The mental and emotional toll is equally profound. Patients learn to navigate a system where each new doctor starts from scratch, where their own detailed history is often dismissed as “too complicated,” and where they are implicitly expected to be grateful for interventions that leave them worse off. The experience of being told by a second doctor that the first doctor was mistaken, and by a third that both were wrong, creates a deep sense of uncertainty. Many patients begin to feel that the system is not designed to solve their problem but to manage their participation in it.

4. Why AI Cannot Break the Cycle

There is a widespread belief that artificial intelligence, trained on vast datasets, may overcome the limitations of human doctors. But AI learns from the very same fragmented, incomplete records that human practitioners rely on. It cannot see what was never documented.

Moreover, AI is trained to reproduce the most statistically common patterns in the data. If the dominant pattern is to treat elevated blood sugar with medicine A, the AI will recommend medicine A, even in cases where the patient’s problem originates from another cause, or if their body does not respond positively to this treatment. If the data shows that most patients with a given symptom cluster receive a certain psychiatric diagnosis, the AI will propagate that diagnostic bias, even when the symptom cluster has an organic origin.

AI does not solve the problem of fragmented care; it scales it. It offers the same narrow solutions at greater speed and with the added authority of algorithmic certainty, making it harder for patients to argue with a recommendation that is presented as statistically optimal.

5. The False Certainty

I believe the first step is acknowledging that the current data, both the knowledge base of medical education and the massive datasets used to train AI, has not yet “solved the human body” with 100% certainty.

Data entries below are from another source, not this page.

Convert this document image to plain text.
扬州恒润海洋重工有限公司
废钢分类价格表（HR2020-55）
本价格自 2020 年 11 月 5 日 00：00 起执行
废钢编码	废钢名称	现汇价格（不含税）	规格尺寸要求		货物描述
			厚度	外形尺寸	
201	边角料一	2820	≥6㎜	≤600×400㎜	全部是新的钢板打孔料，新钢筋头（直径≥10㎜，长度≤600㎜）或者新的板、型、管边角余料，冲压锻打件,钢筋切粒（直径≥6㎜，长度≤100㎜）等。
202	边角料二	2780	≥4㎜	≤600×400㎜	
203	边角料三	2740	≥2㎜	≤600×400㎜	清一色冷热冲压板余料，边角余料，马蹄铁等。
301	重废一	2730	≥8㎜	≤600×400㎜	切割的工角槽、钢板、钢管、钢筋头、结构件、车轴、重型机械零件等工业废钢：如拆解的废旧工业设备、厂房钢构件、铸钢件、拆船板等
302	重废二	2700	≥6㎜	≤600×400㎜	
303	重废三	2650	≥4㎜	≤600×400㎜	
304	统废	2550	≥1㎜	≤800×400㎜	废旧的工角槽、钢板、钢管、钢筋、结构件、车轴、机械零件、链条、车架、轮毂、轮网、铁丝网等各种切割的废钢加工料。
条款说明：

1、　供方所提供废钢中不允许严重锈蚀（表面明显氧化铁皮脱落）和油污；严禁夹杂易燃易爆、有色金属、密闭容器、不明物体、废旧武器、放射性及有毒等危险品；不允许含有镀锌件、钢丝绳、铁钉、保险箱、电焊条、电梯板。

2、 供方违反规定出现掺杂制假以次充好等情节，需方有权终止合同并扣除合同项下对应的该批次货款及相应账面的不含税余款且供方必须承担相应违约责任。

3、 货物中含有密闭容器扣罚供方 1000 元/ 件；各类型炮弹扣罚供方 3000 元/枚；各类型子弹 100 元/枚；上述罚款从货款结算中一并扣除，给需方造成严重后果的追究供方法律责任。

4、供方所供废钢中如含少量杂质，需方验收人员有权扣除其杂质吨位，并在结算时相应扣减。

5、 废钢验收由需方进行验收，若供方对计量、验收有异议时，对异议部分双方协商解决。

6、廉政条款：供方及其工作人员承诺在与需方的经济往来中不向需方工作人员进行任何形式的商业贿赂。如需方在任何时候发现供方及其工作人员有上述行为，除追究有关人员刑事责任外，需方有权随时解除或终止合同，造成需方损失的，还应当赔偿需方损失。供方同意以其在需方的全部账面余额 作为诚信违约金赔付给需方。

It is a knowledge system that has partially mapped many mechanisms, has interventions that work probabilistically across populations, and operates on incomplete models. But the medical system has not solved the human body completely yet.

The confidence with which it presents itself, including the “consult a doctor” directive in every conversation, is not proportional to its actual resolution rate for complex or chronic or iatrogenic problems.

Where it does work:
Acute trauma, infection with identified pathogen, some surgical problems, some single-mechanism diseases. These are areas where the intervention-to-outcome link is clean and the model is accurate enough to be useful.

Where it has chances for cascading failures:
•Multi-system chronic conditions
•Iatrogenic damage (the system has no good framework for undoing what it caused)
•Conditions where the patient is the outlier from population averages
•Neuorologically different patients who are frequently misread, overmedicated, and whose symptom reports are then treated superficially or dismissed

Until the underlying framework changes, both doctors and AI will continue to offer the same kinds of fragmented, reactive care. They may treat the blood sugar without asking why it rose. They may manage the insomnia without investigating what destabilized sleep or identifying the neurological type of the patient.

They may add medications to treat the side effects of other medications, all while the patient accumulates new diagnoses, mounting bills, and the feeling that the medical system is not functioning to fix the root cause, but only to keep responding to its own uncertainty.